Today, we, the members of the John F. Kennedy Institute for North American Studies at Freie Universität Berlin, declare solidarity with all those protesting for justice, for equal application of the law, and for an end to anti-Black violence and oppression.

A white police officer in Minneapolis killed George Floyd on May 25th. This was the third such high-profile killing in recent months, following the deaths of Breonna Taylor in her home and Ahmaud Arbery while jogging. Protests following the release of a video of George Floyd’s death, first in Minneapolis and then across the United States, have been met by escalating police violence and incendiary government rhetoric. We state here some of the names of those who have been killed, and we will continue to say and state their names and those of the many victims of racialized violence in North America, in Europe, and in Germany. We condemn white supremacist violence, including police brutality. We will continue to do so in our scholarship, our teaching, and our public outreach. 

As an institute representative of German academia, we acknowledge our own privilege. We acknowledge that we as an institution have too often remained silent on the subject of white supremacy. We acknowledge that we as scholars have studied racialized violence in the United States while failing to address structural racism in our own institute. The whiteness of our faculty encapsulates a crucial element of the problem the current protests address, and evidences the colonial, imperial legacies we have inherited and continue to perpetuate.
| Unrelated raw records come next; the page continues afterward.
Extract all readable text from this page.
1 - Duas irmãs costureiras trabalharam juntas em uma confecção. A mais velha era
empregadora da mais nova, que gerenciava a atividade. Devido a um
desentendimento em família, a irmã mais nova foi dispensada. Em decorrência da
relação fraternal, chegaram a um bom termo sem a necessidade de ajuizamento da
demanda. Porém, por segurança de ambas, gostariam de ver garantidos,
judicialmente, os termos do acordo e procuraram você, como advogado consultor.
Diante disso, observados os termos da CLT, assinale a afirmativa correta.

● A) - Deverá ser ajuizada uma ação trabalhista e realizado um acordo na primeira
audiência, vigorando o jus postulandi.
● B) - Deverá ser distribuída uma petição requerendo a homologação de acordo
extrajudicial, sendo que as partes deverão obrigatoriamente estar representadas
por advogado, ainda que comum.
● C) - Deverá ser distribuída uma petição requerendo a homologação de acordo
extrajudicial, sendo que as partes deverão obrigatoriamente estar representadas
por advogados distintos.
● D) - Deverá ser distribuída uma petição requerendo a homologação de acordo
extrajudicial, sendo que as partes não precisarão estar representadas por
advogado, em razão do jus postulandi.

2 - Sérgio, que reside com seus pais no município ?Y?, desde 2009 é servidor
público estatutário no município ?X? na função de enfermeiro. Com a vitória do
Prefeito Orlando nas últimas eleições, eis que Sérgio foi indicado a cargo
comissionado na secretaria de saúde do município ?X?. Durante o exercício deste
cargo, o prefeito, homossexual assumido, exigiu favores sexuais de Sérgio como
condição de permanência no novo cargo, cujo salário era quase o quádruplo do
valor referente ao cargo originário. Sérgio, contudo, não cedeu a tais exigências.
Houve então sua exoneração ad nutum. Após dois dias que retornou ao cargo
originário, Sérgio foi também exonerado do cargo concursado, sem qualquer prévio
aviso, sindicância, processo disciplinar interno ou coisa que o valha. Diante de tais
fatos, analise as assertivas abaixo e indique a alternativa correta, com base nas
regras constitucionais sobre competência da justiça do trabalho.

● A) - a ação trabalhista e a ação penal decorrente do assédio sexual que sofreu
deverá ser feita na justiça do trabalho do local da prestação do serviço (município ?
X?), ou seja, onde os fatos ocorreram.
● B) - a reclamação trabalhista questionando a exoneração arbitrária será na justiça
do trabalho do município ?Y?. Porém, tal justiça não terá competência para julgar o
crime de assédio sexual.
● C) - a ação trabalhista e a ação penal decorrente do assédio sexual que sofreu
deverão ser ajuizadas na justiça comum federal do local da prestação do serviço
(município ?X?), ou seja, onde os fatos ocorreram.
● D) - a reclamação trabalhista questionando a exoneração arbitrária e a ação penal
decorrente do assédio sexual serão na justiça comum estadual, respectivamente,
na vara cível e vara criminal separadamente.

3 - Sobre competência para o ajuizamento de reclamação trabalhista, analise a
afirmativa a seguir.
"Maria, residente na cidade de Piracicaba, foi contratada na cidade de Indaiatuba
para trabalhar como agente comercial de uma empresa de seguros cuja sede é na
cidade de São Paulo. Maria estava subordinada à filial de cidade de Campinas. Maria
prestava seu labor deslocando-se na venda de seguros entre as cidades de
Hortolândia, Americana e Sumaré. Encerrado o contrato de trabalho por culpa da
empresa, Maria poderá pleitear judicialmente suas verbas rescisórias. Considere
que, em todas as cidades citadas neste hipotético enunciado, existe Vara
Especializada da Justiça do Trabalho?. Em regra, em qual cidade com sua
We commit as an institution and as individual academics to hiring tenured and long-term faculty members of color in addition to the PhD students, adjunct faculty members, and the many visiting scholars who have contributed to critical race studies at our institute. A statement of solidarity is only a start. We must fare better at acknowledging and amplifying the voices of individuals and groups who experience racism, racist violence, systemic oppression and discrimination.

The JFKI is an institution with an important, though often romanticized, history of protest and political activism. It is also a transatlantic forum of exchange where scholars such as Audre Lorde have inspired anti-racist research and teaching in the past. During this unprecedented period, we commit to using the remainder of the digital semester (and beyond) to strive to live up to this legacy. We will use our positions as scholars and teachers to raise awareness of the history and current impact of racism in the United States and in our own lives via open reading lists, extensive media outreach, online public discussions, and student-led initiatives.